Transit police arrested the suspect after receiving reports from three high school students who knew the man. They saw images taken from surveillance and police body cam video of the suspect and widely distributed by police. “New Yorkers have come again,” said New York City Police Commissioner Jessica Tisch, who called the case “one of the most depraved crimes one person can commit against another human being.”
Tisch said the suspect and the woman, who has not been identified, were both riding a subway train at the end of the line in Brooklyn around 7:30 a.m.
After the train stopped, surveillance video from a subway car showed the man “calmly” walking over to the victim, who was sitting and possibly sleeping, and setting fire to what appeared to be a lighter on her clothes. The woman’s clothing was then “completely engulfed in seconds,” Tisch said. Police do not believe the two knew each other.
Officers on routine patrol at the Coney Island-Stillwell Avenue subway station smelled smoke and discovered a woman standing in the middle of a subway car on fire.
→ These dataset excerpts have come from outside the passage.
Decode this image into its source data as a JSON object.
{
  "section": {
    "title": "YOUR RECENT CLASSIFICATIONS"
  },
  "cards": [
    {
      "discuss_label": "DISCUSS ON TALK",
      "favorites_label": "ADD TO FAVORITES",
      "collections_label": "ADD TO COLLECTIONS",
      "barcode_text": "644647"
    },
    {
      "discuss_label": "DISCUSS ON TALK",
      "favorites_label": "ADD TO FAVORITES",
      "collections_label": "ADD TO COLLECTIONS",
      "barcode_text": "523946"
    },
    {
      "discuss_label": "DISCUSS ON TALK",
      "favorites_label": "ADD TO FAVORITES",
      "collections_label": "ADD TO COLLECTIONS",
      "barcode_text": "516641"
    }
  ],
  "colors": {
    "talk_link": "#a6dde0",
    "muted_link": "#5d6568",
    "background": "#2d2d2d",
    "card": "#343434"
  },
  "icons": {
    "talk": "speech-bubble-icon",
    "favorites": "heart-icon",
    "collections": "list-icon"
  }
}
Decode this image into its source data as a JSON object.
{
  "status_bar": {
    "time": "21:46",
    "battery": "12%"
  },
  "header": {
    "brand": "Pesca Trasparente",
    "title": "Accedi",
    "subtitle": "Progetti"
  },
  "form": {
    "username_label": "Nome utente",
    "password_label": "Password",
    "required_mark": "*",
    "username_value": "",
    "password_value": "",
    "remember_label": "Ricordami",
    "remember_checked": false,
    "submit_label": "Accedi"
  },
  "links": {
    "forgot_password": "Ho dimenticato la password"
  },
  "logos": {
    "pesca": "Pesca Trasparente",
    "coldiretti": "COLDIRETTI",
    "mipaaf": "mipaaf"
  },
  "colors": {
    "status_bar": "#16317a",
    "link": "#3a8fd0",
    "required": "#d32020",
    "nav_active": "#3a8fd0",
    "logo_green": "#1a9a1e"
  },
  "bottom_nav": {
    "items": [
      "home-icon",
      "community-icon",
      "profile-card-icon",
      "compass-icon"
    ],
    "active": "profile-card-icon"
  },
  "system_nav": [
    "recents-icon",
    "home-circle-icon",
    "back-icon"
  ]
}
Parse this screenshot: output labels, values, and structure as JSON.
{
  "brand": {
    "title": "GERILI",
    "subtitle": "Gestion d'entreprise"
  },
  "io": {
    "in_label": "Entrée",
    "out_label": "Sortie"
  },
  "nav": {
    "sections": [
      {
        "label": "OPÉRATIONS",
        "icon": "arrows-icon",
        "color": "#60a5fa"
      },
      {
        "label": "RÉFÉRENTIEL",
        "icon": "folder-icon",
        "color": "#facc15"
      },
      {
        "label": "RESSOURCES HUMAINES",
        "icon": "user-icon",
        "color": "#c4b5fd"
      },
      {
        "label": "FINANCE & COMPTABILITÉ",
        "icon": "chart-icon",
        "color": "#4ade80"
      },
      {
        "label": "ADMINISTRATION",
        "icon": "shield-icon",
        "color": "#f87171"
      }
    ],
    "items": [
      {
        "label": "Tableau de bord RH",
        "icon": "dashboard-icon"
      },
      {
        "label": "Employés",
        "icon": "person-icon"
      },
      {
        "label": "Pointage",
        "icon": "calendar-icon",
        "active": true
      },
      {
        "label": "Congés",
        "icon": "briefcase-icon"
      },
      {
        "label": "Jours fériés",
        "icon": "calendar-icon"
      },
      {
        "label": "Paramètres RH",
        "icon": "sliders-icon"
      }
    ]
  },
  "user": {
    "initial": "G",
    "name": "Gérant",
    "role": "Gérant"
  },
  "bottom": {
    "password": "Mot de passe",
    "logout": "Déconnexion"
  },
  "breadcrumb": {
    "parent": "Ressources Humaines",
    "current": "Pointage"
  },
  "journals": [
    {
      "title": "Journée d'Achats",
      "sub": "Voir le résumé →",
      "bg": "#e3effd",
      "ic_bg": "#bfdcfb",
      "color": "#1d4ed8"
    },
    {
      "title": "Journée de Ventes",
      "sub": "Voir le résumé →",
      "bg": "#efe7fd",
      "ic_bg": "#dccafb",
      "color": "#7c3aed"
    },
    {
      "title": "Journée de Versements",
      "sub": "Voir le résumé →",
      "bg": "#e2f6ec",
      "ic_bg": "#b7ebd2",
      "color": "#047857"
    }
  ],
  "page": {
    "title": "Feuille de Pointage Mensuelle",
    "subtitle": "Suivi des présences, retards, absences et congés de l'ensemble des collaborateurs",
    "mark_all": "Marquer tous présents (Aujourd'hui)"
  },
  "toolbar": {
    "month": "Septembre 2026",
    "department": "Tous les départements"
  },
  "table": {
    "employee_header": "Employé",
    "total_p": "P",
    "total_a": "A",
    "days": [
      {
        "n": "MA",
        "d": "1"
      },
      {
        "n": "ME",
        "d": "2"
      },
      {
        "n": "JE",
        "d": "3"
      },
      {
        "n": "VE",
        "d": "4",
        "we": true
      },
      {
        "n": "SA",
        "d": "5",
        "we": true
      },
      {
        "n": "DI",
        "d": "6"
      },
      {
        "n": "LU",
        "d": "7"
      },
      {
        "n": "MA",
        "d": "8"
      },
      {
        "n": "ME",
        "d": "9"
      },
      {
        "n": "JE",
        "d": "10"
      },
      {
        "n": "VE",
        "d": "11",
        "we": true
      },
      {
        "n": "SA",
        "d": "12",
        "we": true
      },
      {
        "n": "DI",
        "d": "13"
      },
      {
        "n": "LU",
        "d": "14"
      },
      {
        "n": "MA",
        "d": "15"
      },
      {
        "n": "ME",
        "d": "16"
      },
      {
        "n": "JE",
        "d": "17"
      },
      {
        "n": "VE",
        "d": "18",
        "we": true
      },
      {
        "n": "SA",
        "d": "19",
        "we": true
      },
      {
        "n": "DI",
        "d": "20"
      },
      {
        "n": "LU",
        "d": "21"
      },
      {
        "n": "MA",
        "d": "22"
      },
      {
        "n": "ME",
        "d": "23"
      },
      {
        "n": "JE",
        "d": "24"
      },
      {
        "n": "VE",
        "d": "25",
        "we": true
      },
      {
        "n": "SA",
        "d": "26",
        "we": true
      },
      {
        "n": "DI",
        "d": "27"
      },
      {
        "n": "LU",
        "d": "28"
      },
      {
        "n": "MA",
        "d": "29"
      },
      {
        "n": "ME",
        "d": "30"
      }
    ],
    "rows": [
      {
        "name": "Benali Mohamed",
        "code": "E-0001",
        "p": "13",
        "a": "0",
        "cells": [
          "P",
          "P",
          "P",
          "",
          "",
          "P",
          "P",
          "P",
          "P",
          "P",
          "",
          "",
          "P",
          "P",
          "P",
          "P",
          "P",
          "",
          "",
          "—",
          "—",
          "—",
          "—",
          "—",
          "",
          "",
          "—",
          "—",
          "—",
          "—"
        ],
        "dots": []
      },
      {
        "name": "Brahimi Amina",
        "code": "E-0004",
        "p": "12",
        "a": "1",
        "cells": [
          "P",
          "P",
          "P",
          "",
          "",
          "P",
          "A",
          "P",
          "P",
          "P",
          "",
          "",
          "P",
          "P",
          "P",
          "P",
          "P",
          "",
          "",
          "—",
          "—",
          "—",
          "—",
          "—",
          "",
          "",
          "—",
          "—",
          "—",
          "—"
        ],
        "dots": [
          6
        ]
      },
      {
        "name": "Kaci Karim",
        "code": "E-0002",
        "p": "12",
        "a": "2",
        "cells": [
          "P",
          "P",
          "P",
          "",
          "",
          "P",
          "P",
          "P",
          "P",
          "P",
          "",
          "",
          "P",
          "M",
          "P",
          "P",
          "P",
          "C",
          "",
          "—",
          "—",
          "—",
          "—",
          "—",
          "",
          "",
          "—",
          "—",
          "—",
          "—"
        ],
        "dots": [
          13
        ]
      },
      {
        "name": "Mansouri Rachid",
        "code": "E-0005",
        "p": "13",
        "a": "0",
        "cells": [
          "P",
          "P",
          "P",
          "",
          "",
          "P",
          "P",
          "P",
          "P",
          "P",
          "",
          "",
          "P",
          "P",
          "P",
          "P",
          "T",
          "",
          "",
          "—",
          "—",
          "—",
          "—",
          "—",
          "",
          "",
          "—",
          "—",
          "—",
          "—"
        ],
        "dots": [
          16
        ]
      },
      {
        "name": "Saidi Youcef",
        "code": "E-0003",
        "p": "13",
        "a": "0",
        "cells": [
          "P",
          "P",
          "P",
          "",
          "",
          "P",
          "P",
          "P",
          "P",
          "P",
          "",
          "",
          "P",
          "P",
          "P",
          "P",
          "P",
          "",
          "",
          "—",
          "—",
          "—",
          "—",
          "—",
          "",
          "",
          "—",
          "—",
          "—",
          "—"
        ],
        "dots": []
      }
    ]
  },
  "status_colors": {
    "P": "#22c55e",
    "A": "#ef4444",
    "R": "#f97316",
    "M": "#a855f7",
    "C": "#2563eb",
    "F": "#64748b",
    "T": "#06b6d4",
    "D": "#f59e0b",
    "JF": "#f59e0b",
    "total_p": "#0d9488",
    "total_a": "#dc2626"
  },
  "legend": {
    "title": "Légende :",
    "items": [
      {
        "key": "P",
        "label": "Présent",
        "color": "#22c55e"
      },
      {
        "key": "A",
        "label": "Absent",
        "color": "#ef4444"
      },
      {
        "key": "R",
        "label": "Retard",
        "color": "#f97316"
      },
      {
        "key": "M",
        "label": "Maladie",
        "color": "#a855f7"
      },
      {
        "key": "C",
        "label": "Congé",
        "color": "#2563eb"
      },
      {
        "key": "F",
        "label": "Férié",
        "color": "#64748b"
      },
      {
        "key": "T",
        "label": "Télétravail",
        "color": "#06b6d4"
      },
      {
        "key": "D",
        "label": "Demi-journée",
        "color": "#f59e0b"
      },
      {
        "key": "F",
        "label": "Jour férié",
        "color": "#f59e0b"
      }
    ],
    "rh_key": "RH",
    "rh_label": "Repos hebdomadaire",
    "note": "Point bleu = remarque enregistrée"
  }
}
After extinguishing the fire, emergency medical personnel declared the woman dead on the spot.
Unbeknownst to authorities, the suspect remained at the scene and sat on a bench on the subway platform just outside the train car, Tisch said. Body cameras worn by officers captured a “very clear, detailed view” of the suspect, and those images were broadcast publicly.
After later receiving a 911 call from the teen, other transit officers identified the man on another subway train and radioed to another station, where more officers searched each car and eventually arrested him without incident. The man had a lighter in his pocket, Tisch said. The case marked the second death on the New York subway on Sunday.
At 12:35 p.m., police responded to an emergency call for an assault in progress at the 61st Street-Woodside station in Queens and found a 37-year-old man with a stab wound to his torso and a 26-year-old man. With many slashes all over the body. The elder was declared brought dead at a nearby hospital, while the younger is in a stable condition, police said.
The investigation was ongoing. New York Gov. Cathy Hochul this year sent members of the New York National Guard into the city’s subway system to help police conduct random searches of riders’ bags for weapons. Hochul recently hired more members to help with patrols during the holiday season.